It has been a long time since I went to Him in the waterfall, which is stupid, given how much I need to hear from Him, and to get His direction and counsel.
I thought about this this morning, and imagined Him waiting there alone. Imagined Him exposed in the Blessed Sacrament, alone on the altar. I thought about the intense wrongness of such an abandonment.
And I apologized, not that it makes it any better.
In His love, He whispered that it was all right. That others visit Him there.
How beautiful a thought; that in and out of centuries, people meet Him there in meditation. They go to him in the place that I thought was mine, even though He was the one who wove it as I opened my mind to receive Him.
Others also go to Him there.
Imagine that.
I appear once in a while and He greets me as if He has waited solely for me, all His days. In a way, He has. But...

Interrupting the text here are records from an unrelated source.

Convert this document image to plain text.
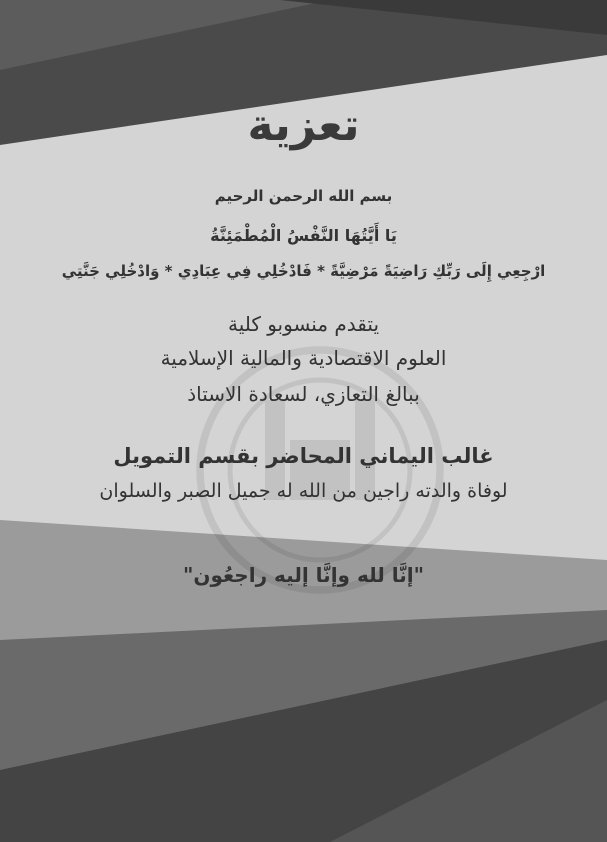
تعزية
بسم الله الرحمن الرحيم
يَا أَيَّتُهَا النَّفْسُ الْمُطْمَئِنَّةُ
ارْجِعِي إِلَى رَبِّكِ رَاضِيَةً مَرْضِيَّةً * فَادْخُلِي فِي عِبَادِي * وَادْخُلِي جَنَّتِي
يتقدم منسوبو كلية
العلوم الاقتصادية والمالية الإسلامية
ببالغ التعازي، لسعادة الاستاذ
غالب اليماني المحاضر بقسم التمويل
لوفاة والدته راجين من الله له جميل الصبر والسلوان
"إنَّا لله وإنَّا إليه راجعُون"
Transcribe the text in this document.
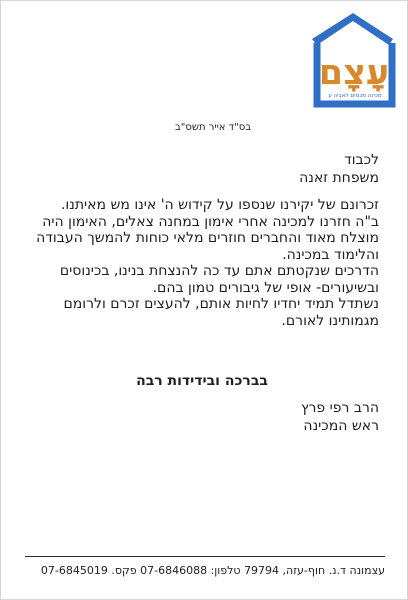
עָצָם
מכינה מכמים לאביה ע
בס"ד אייר תשס"ב
לכבוד
משפחת זאנה
זכרונם של יקירנו שנספו על קידוש ה' אינו מש מאיתנו.
ב"ה חזרנו למכינה אחרי אימון במחנה צאלים, האימון היה מוצלח מאוד והחברים חוזרים מלאי כוחות להמשך העבודה והלימוד במכינה.
הדרכים שנקטתם אתם עד כה להנצחת בנינו, בכינוסים ובשיעורים- אופי של גיבורים טמון בהם.
נשתדל תמיד יחדיו לחיות אותם, להעצים זכרם ולרומם מגמותינו לאורם.
בברכה ובידידות רבה
הרב רפי פרץ
ראש המכינה
עצמונה ד.נ. חוף-עזה, 79794 טלפון: 07-6846088 פקס. 07-6845019
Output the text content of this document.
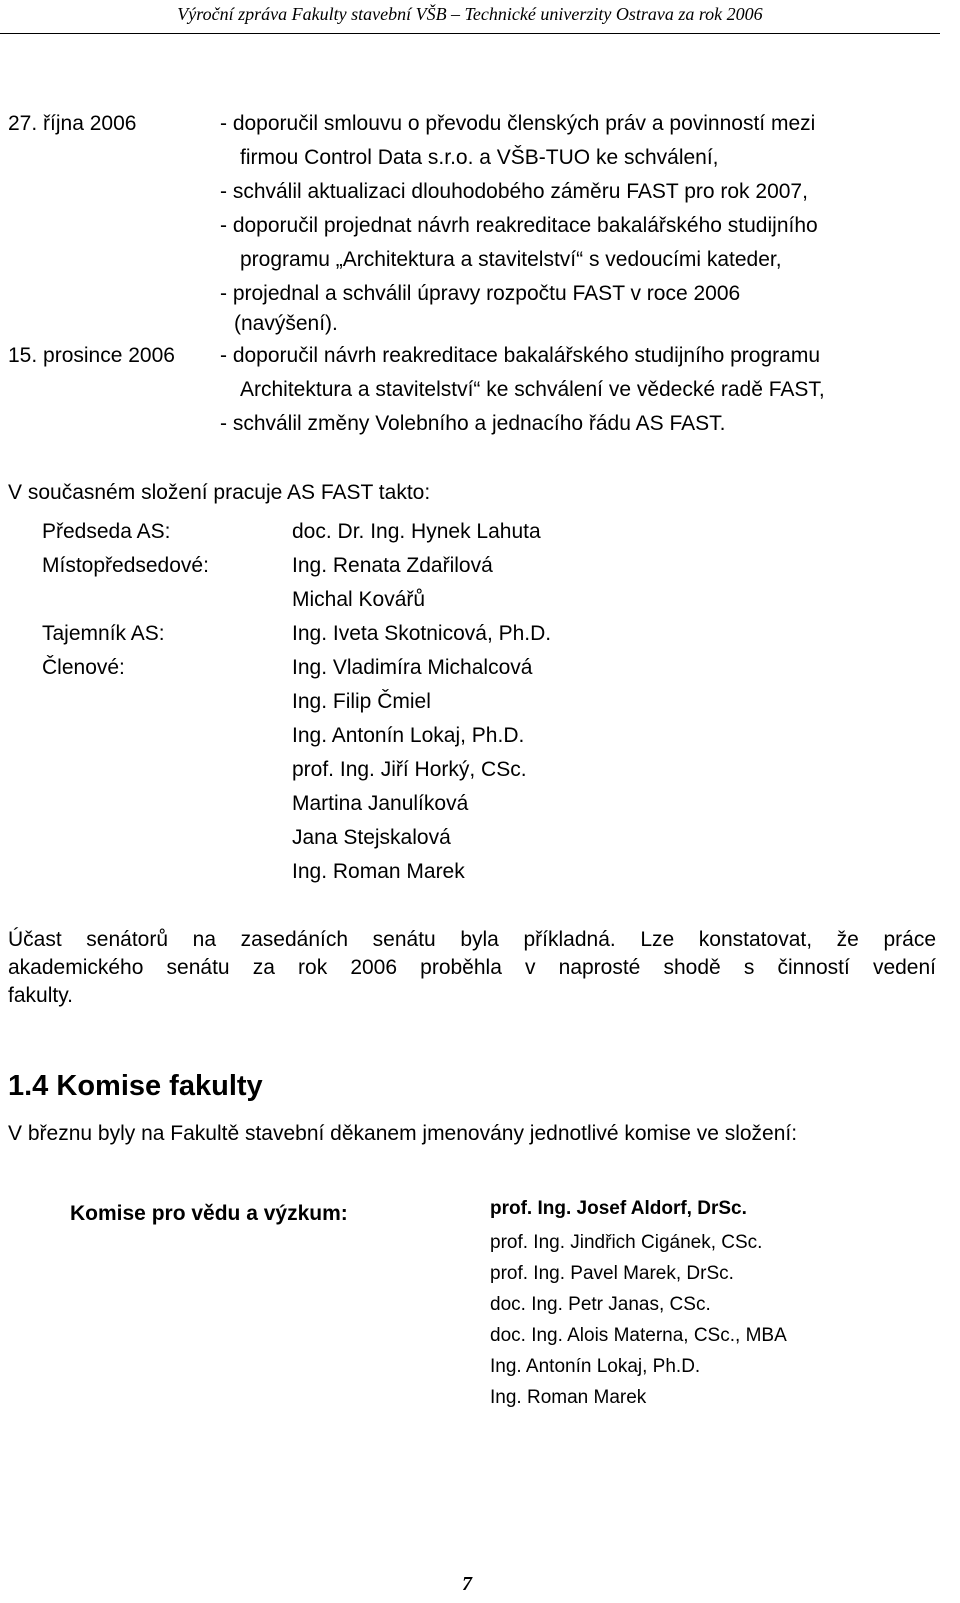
Výroční zpráva Fakulty stavební VŠB – Technické univerzity Ostrava za rok 2006
27. října 2006	- doporučil smlouvu o převodu členských práv a povinností mezi
firmou Control Data s.r.o. a VŠB-TUO ke schválení,
- schválil aktualizaci dlouhodobého záměru FAST pro rok 2007,
- doporučil projednat návrh reakreditace bakalářského studijního
programu „Architektura a stavitelství“ s vedoucími kateder,
- projednal a schválil úpravy rozpočtu FAST v roce 2006
(navýšení).
15. prosince 2006 - doporučil návrh reakreditace bakalářského studijního programu
Architektura a stavitelství“ ke schválení ve vědecké radě FAST,
- schválil změny Volebního a jednacího řádu AS FAST.
V současném složení pracuje AS FAST takto:
Předseda AS:	doc. Dr. Ing. Hynek Lahuta
Místopředsedové:	Ing. Renata Zdařilová
Michal Kovářů
Tajemník AS:	Ing. Iveta Skotnicová, Ph.D.
Členové:	Ing. Vladimíra Michalcová
Ing. Filip Čmiel
Ing. Antonín Lokaj, Ph.D.
prof. Ing. Jiří Horký, CSc.
Martina Janulíková
Jana Stejskalová
Ing. Roman Marek
Účast senátorů na zasedáních senátu byla příkladná. Lze konstatovat, že práce
akademického senátu za rok 2006 proběhla v naprosté shodě s činností vedení
fakulty.
1.4 Komise fakulty
V březnu byly na Fakultě stavební děkanem jmenovány jednotlivé komise ve složení:
Komise pro vědu a výzkum:	prof. Ing. Josef Aldorf, DrSc.
prof. Ing. Jindřich Cigánek, CSc.
prof. Ing. Pavel Marek, DrSc.
doc. Ing. Petr Janas, CSc.
doc. Ing. Alois Materna, CSc., MBA
Ing. Antonín Lokaj, Ph.D.
Ing. Roman Marek
7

Imagine a monk from 1,106AD coming in humility each day, to rest in His presence.
Imagine a Celtic warrior princess visiting to request help with battle strategy.
Imagine a little child from 278AD Galilee climbing on His knee to be cuddled.
Imagine the mantra of a Hindu guru carrying him there, to this place of divine union.
How interesting that this place He created for me, He also created for others, and that even when I am there with Him alone, it is filled with the presence of His beloved ones, time out of time.